We have carefully considered all of Sparks' arguments and the published and unpublished cases he presents to support those arguments and are not persuaded the close corporation exception should be extended in Kansas to permit litigation against a third party for professional negligence in the performance of a duty owed to the corporation.

Our conclusion makes unnecessary consideration of CBIZ's concern that, in any event, Sparks cannot maintain a direct action under the close corporation exception because he was not a shareholder and, thus, has no standing to pursue the action. Although we find this contention to be persuasive, we recognize the issue is not easily resolved if Sparks was forced out as a shareholder. Rather than wade into that thicket, we deem the issue moot because regardless of its resolution Sparks cannot prevail.

There is in our view a second compelling reason why Sparks cannot proceed against CBIZ. Even if we are in error and the close corporation exception were held to be applicable to litigation against a third party, K.S.A. 1-402 provides:

"No person, proprietorship, partnership or registered firm authorized to practice as a certified public accountant . . . , or any employee, agent, partner, officer, shareholder or member thereof, shall be liable to any person or entity for civil damages resulting from acts, omissions, decisions or other conduct amounting to negligence in the rendition of professional accounting services unless:

(a) The plaintiff directly engaged such person, proprietorship or registered firm to perform the professional accounting services; or

(b) (1) the defendant knew at the time of the engagement or the defendant and the client mutually agreed after the time of the engagement that the professional accounting services rendered the client would be made available to the plaintiff, who was identified in writing to the defendant; and (2) the defendant knew that the plaintiff intended to rely upon the professional accounting services rendered the client in connection with specified transactions described in writing." (Emphasis added.)

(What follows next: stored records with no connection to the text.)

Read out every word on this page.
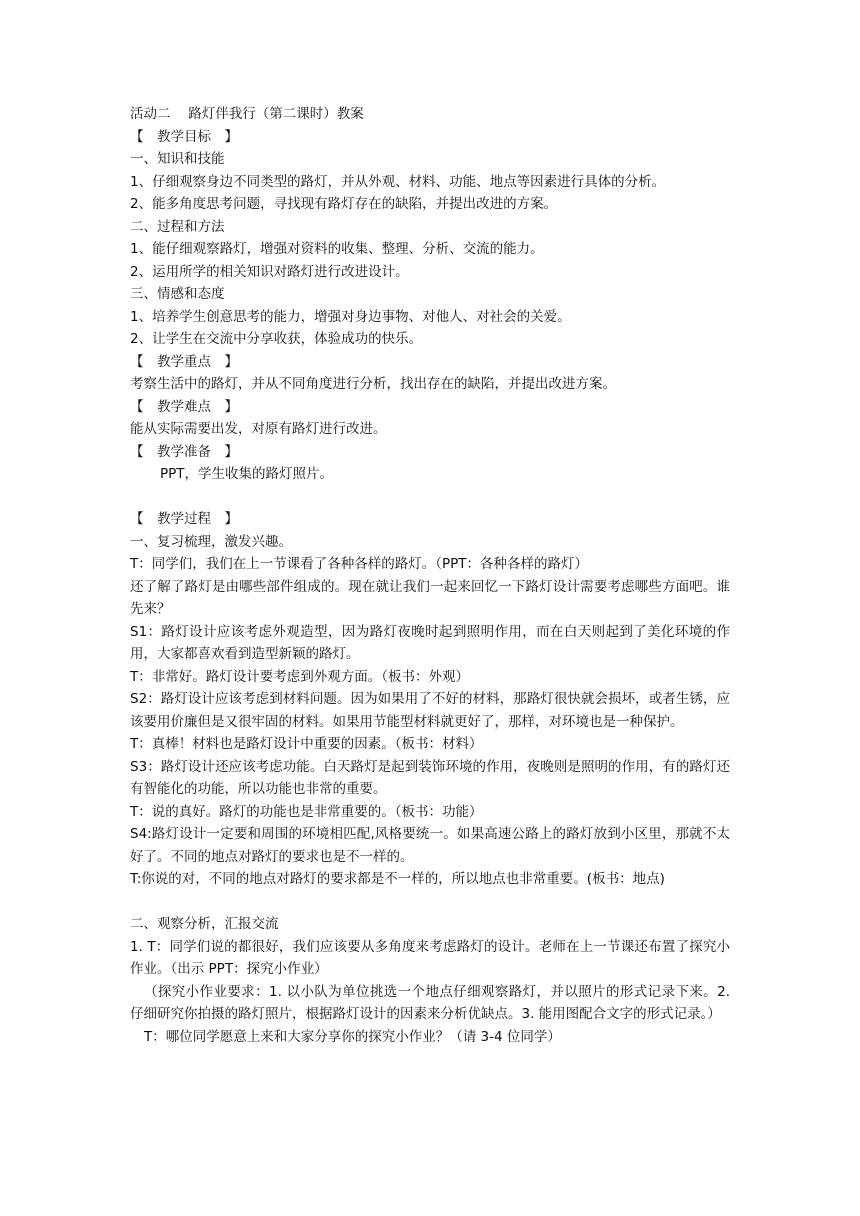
活动二　 路灯伴我行（第二课时）教案
【　教学目标　】
一、知识和技能
1、仔细观察身边不同类型的路灯，并从外观、材料、功能、地点等因素进行具体的分析。
2、能多角度思考问题，寻找现有路灯存在的缺陷，并提出改进的方案。
二、过程和方法
1、能仔细观察路灯，增强对资料的收集、整理、分析、交流的能力。
2、运用所学的相关知识对路灯进行改进设计。
三、情感和态度
1、培养学生创意思考的能力，增强对身边事物、对他人、对社会的关爱。
2、让学生在交流中分享收获，体验成功的快乐。
【　教学重点　】
考察生活中的路灯，并从不同角度进行分析，找出存在的缺陷，并提出改进方案。
【　教学难点　】
能从实际需要出发，对原有路灯进行改进。
【　教学准备　】
PPT，学生收集的路灯照片。
【　教学过程　】
一、复习梳理，激发兴趣。
T：同学们，我们在上一节课看了各种各样的路灯。（PPT：各种各样的路灯）
还了解了路灯是由哪些部件组成的。现在就让我们一起来回忆一下路灯设计需要考虑哪些方面吧。谁先来？
S1：路灯设计应该考虑外观造型，因为路灯夜晚时起到照明作用，而在白天则起到了美化环境的作用，大家都喜欢看到造型新颖的路灯。
T：非常好。路灯设计要考虑到外观方面。（板书：外观）
S2：路灯设计应该考虑到材料问题。因为如果用了不好的材料，那路灯很快就会损坏，或者生锈，应该要用价廉但是又很牢固的材料。如果用节能型材料就更好了，那样，对环境也是一种保护。
T：真棒！材料也是路灯设计中重要的因素。（板书：材料）
S3：路灯设计还应该考虑功能。白天路灯是起到装饰环境的作用，夜晚则是照明的作用，有的路灯还有智能化的功能，所以功能也非常的重要。
T：说的真好。路灯的功能也是非常重要的。（板书：功能）
S4:路灯设计一定要和周围的环境相匹配,风格要统一。如果高速公路上的路灯放到小区里，那就不太好了。不同的地点对路灯的要求也是不一样的。
T:你说的对，不同的地点对路灯的要求都是不一样的，所以地点也非常重要。(板书：地点)
二、观察分析，汇报交流
1. T：同学们说的都很好，我们应该要从多角度来考虑路灯的设计。老师在上一节课还布置了探究小作业。（出示 PPT：探究小作业）
（探究小作业要求：1. 以小队为单位挑选一个地点仔细观察路灯，并以照片的形式记录下来。2. 仔细研究你拍摄的路灯照片，根据路灯设计的因素来分析优缺点。3. 能用图配合文字的形式记录。）
T：哪位同学愿意上来和大家分享你的探究小作业？（请 3-4 位同学）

Sparks makes no claim that subsection (b) of the statute is applicable. That leaves us with the unambiguous and clear language of subsection (a) and Sparks' acknowledgment there was no direct engagement and his damages, if any, are mitigated through the corporation.

To avoid application of K.S.A. 1-402, Sparks suggests that if CBIZ had a direct duty to a shareholder, "there would be no need for a derivative lawsuit and no need for the close corporation exception." This is circuitous reasoning that does not provide a legal rationale for avoidance of the clear and unambiguous prohibition against a shareholder maintaining a direct cause of action against CBIZ for breach of a professional duty owed to the corporation. Sparks did not directly engage CBIZ, Alexico did.

Accordingly, the judgment of the district is reversed, and the case remanded with directions to enter judgment in favor of the defendants.

Reversed and remanded with directions.